Fast forward to yesterday and now the team has been promoted under a young, dynamic manager, led by a Jordanian billionaire who seems to have as much passion for the club as any lifelong supporter. And I wasn’t there.
“Move on, get over it”, say well meaning friends. That, to malfunctioning brain, is a little like saying to a clinical depressive, “Pull yourself together, cheer up”, as if it was just a matter of smiling. It is more that I have come to associate Bristol Rovers with a bad time of my life and poor mental health is not some kind of here today, gone tomorrow illness that disappears like a cold. I expect this makes as much sense to you, dear reader, as it does to my family and friends, that is to say none.
Lucky you if your brain functions in a “normal” way, whatever that is.
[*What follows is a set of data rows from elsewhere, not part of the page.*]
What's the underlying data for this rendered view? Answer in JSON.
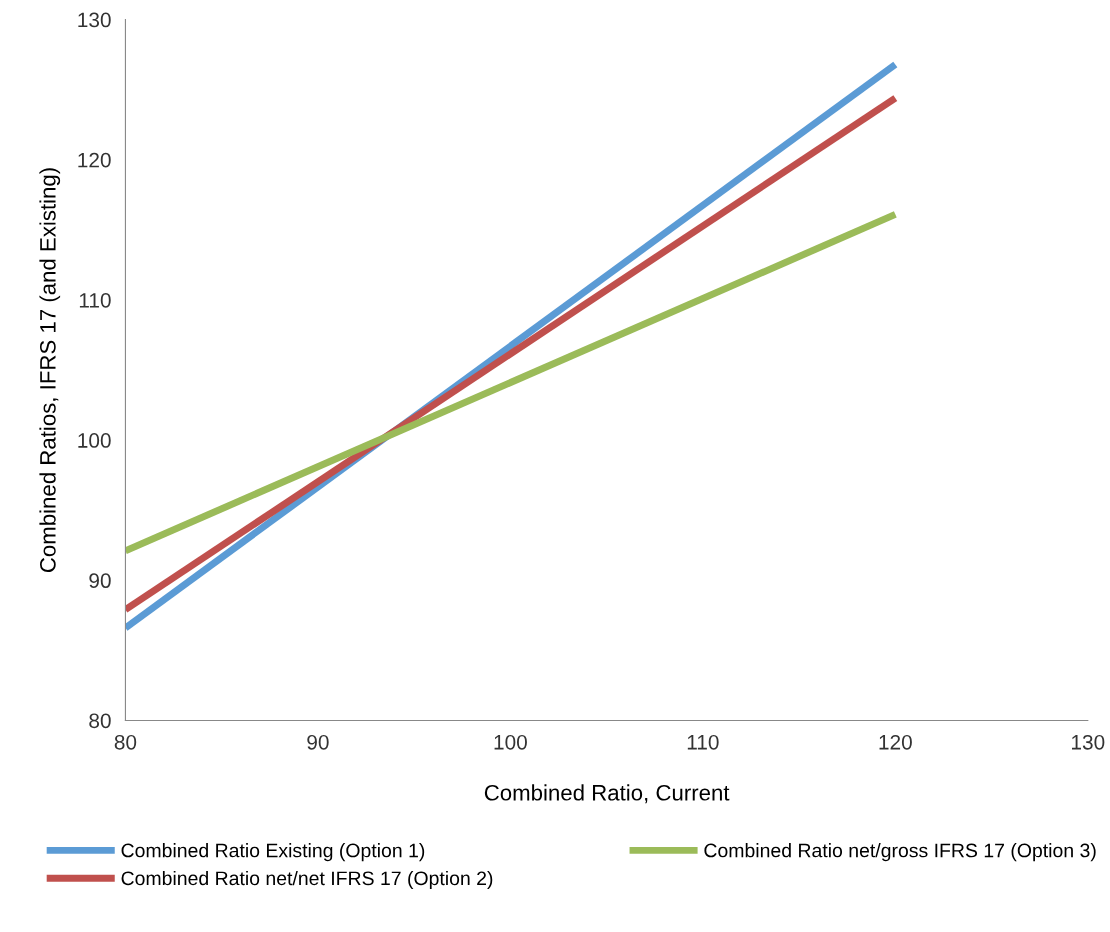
{
  "chart_data": {
    "type": "line",
    "xlabel": "Combined Ratio, Current",
    "ylabel": "Combined Ratios, IFRS 17 (and Existing)",
    "x": [
      80,
      120
    ],
    "series": [
      {
        "name": "Combined Ratio Existing (Option 1)",
        "color": "#5b9bd5",
        "values": [
          86.6,
          126.8
        ]
      },
      {
        "name": "Combined Ratio net/net IFRS 17 (Option 2)",
        "color": "#c0504d",
        "values": [
          87.9,
          124.4
        ]
      },
      {
        "name": "Combined Ratio net/gross IFRS 17 (Option 3)",
        "color": "#9bbb59",
        "values": [
          92.1,
          116.1
        ]
      }
    ],
    "xlim": [
      80,
      130
    ],
    "xticks": [
      80,
      90,
      100,
      110,
      120,
      130
    ],
    "ylim": [
      80,
      130
    ],
    "yticks": [
      80,
      90,
      100,
      110,
      120,
      130
    ],
    "grid": false,
    "legend": "bottom",
    "marker": "none",
    "line_style": "solid"
  }
}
Lucky you if you can compartmentalise all your thoughts and feelings, and leave the bad ones in a box at the turnstiles. I can’t do that, which is why I wasn’t at the Memorial Stadium yesterday. In a way, it was a kind of self-harm because I knew what I would be missing, but after all that had gone before, I had to stay away.
Am I envious of those who enjoyed the day of their lives? Envy, jealousy doesn’t come into it. I am genuinely happy for friends I have known for nearly a lifetime.
The anger and bitterness has all left my soul, just the feelings of loss, of emptiness and, yes, the feelings of what could have been remain. I don’t even hate the previous owners and officials of the club, feeling only pity for those whose modus operandi is obfuscation and, on occasions, downright dishonesty. Those people have gone but they took me down with them. When I was in a bad place they made it worse.
A bright new day has really arrived at the Rovers now, with supporters now sharing dreams that were once the province of other clubs and ever theirs. This is just the start of the rising and for most people it is the chance to dream and in football, the dream is everything. Just ask Leicester City.